The church of St. Nicholas is one of the oldest monuments of the great medieval Serbian architecture and a prototype for numerous monuments of the architectural school of Raska. The reflection of the political and cultural ties can be seen on the building – the Byzantine style (from the period or Nemanja’s reign, terracotta and plaster as only materials and a big triforas on the lateral sides), and Roman characteristics (during the reign of Stefan the First-Crowned, a mix of brick and stone, as well as a tower on the western side and a vestibule on the southern side).
This monastery complex, with the church, appeared magnificent until the great migration of Serbs in 1690, when its destruction began. The church had many frescoes, but only the traces from the 15th c were preserved. Other buildings were completely destroyed. The only remaining part was the central part of the church with a damaged dome, and one tower. The remains of the church were covered and protected in 1910. The digs, protection and restoration works were performed in period of 1948-2003. Today, the church is almost completely reconstructed and there are works on rebuilding the monastery complex ahead.
This is the first monastery of the Nemanjic dynasty where the handcopying was organized, with a written tipik (a rule of liturgy), and Sava Nemanjic blessed the first believer after the Serbian Orthodox church gained independence in 1120.
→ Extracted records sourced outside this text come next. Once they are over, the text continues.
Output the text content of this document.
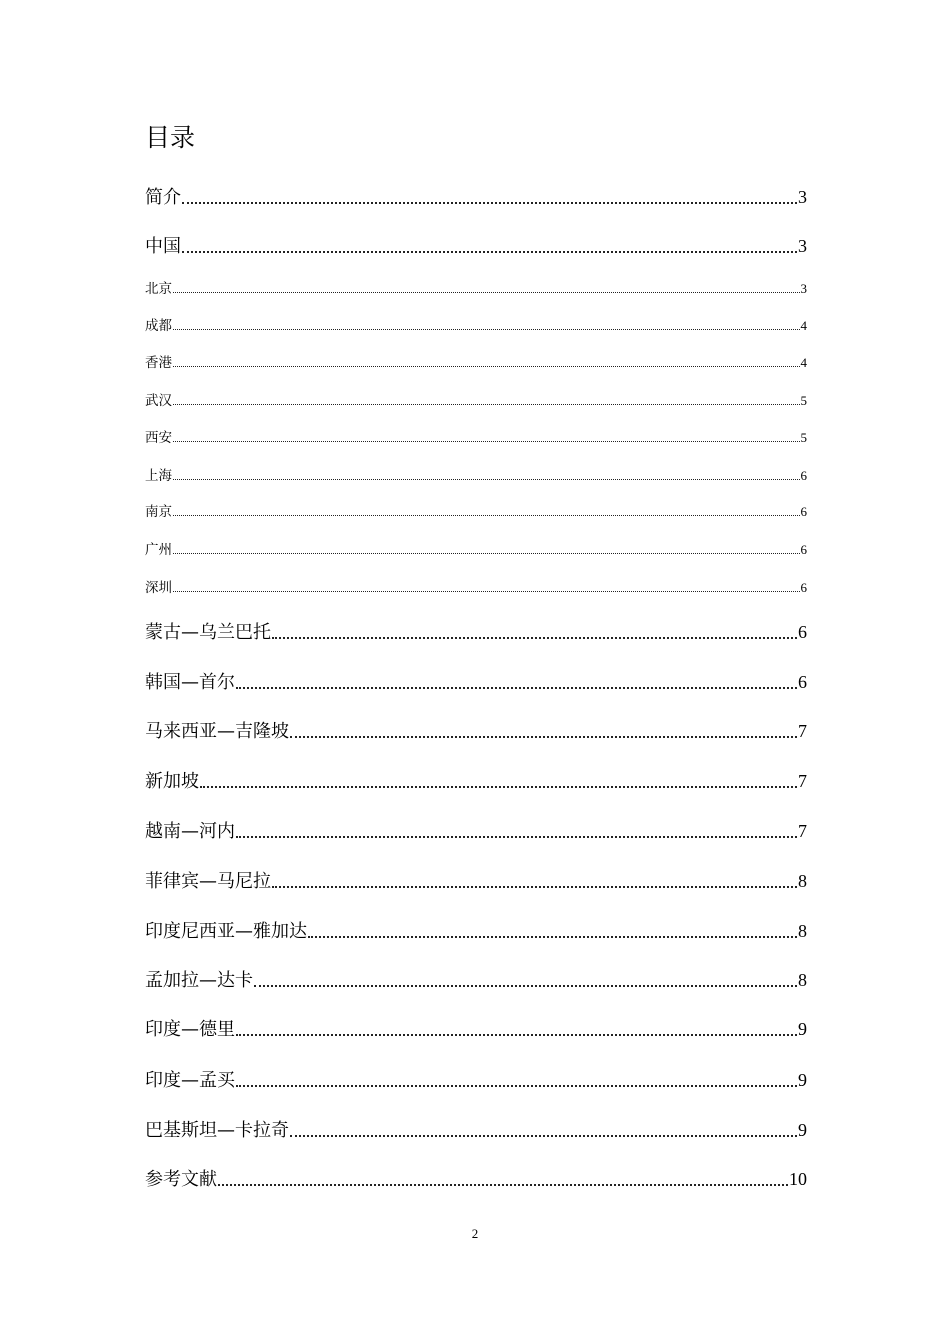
目录
简介	3
中国	3
北京	3
成都	4
香港	4
武汉	5
西安	5
上海	6
南京	6
广州	6
深圳	6
蒙古—乌兰巴托	6
韩国—首尔	6
马来西亚—吉隆坡	7
新加坡	7
越南—河内	7
菲律宾—马尼拉	8
印度尼西亚—雅加达	8
孟加拉—达卡	8
印度—德里	9
印度—孟买	9
巴基斯坦—卡拉奇	9
参考文献	10
2
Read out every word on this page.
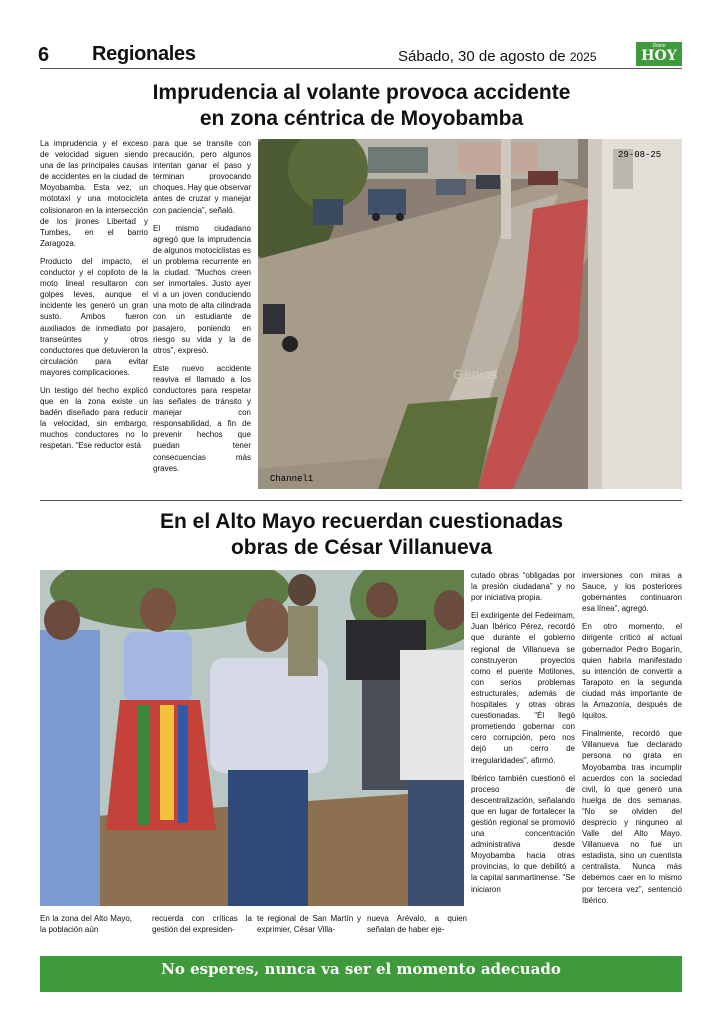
6 Regionales	Sábado, 30 de agosto de 2025
Diario
HOY
Imprudencia al volante provoca accidente
en zona céntrica de Moyobamba

La imprudencia y el exceso de velocidad siguen siendo una de las principales causas de accidentes en la ciudad de Moyobamba. Esta vez, un mototaxi y una motocicleta colisionaron en la intersección de los jirones Libertad y Tumbes, en el barrio Zaragoza.

Producto del impacto, el conductor y el copiloto de la moto lineal resultaron con golpes leves, aunque el incidente les generó un gran susto. Ambos fueron auxiliados de inmediato por transeúntes y otros conductores que detuvieron la circulación para evitar mayores complicaciones.

Un testigo del hecho explicó que en la zona existe un badén diseñado para reducir la velocidad, sin embargo, muchos conductores no lo respetan. “Ese reductor está

para que se transite con precaución, pero algunos intentan ganar el paso y terminan provocando choques. Hay que observar antes de cruzar y manejar con paciencia”, señaló.

El mismo ciudadano agregó que la imprudencia de algunos motociclistas es un problema recurrente en la ciudad. “Muchos creen ser inmortales. Justo ayer vi a un joven conduciendo una moto de alta cilindrada con un estudiante de pasajero, poniendo en riesgo su vida y la de otros”, expresó.

Este nuevo accidente reaviva el llamado a los conductores para respetar las señales de tránsito y manejar con responsabilidad, a fin de prevenir hechos que puedan tener consecuencias más graves.

29-08-25
Genios
Channel1
En el Alto Mayo recuerdan cuestionadas
obras de César Villanueva
En la zona del Alto Mayo, la población aún
recuerda con críticas la gestión del expresiden-
te regional de San Martín y exprimier, César Villa-
nueva Arévalo, a quien señalan de haber eje-

cutado obras “obligadas por la presión ciudadana” y no por iniciativa propia.

El exdirigente del Fedeimam, Juan Ibérico Pérez, recordó que durante el gobierno regional de Villanueva se construyeron proyectos como el puente Motilones, con serios problemas estructurales, además de hospitales y otras obras cuestionadas. “Él llegó prometiendo gobernar con cero corrupción, pero nos dejó un cerro de irregularidades”, afirmó.

Ibérico también cuestionó el proceso de descentralización, señalando que en lugar de fortalecer la gestión regional se promovió una concentración administrativa desde Moyobamba hacia otras provincias, lo que debilitó a la capital sanmartinense. “Se iniciaron

inversiones con miras a Sauce, y los posteriores gobernantes continuaron esa línea”, agregó.

En otro momento, el dirigente criticó al actual gobernador Pedro Bogarín, quien habría manifestado su intención de convertir a Tarapoto en la segunda ciudad más importante de la Amazonía, después de Iquitos.

Finalmente, recordó que Villanueva fue declarado persona no grata en Moyobamba tras incumplir acuerdos con la sociedad civil, lo que generó una huelga de dos semanas. “No se olviden del desprecio y ninguneo al Valle del Alto Mayo. Villanueva no fue un estadista, sino un cuentista centralista. Nunca más debemos caer en lo mismo por tercera vez”, sentenció Ibérico.

No esperes, nunca va ser el momento adecuado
The monastery of the Holy Mother of Christ (1159-1165) was built near the confluence of the river Kosanica into Toplica, opposite of the Byzantine basilica, about 800m downstream of St Nicholas. This monastery was dedicated to Nemanja’s wife ana, who spent some time in it as a nun and superintendent. It was built on the foundations of the early Byzantine sanctity from 5-6c, and it represents a lonely example in the Serbian medieval architecture. That type of churches was built in the 11th and 12th century, after the adoption of Christianity. Famous churches from the Mount Athos and both churches from Ohrid belong to the same style. Between 1451 and 1457, the sultana Mara, daughter of Djuradj Brankovic, and the wife of the sultan Murad II, took care of the church and had a court in the vicinity.
The Holy Mother’s monastery was active until 1690, and suffered the same fate of the monastery St Nicholas. According to the legend, a Turk in the 18th c destroyed the chrch and built the so-called Isac’s mill 20m down the road, which was taken away by the river Toplica. After the liberation of Turks in 1878, it was recorded that only the altar wall with the great remained. It was only in 1921.that the church was cleared of the weeds and the first archaeological excavations were conducted. The conservatory works took place in 1948, and the church and konak (a place of residence for nuns or monks) were partially excavated and examined, and the church was partially reconstructed.
The Holy Mother of Christ is called „Petkovaca“ (St Petka) by the local folk, and on every Good Friday thousands of people gather here, light the candles and pray to God, eat fasting food. The monument was put under the protection as a cultural monument of extreme importance.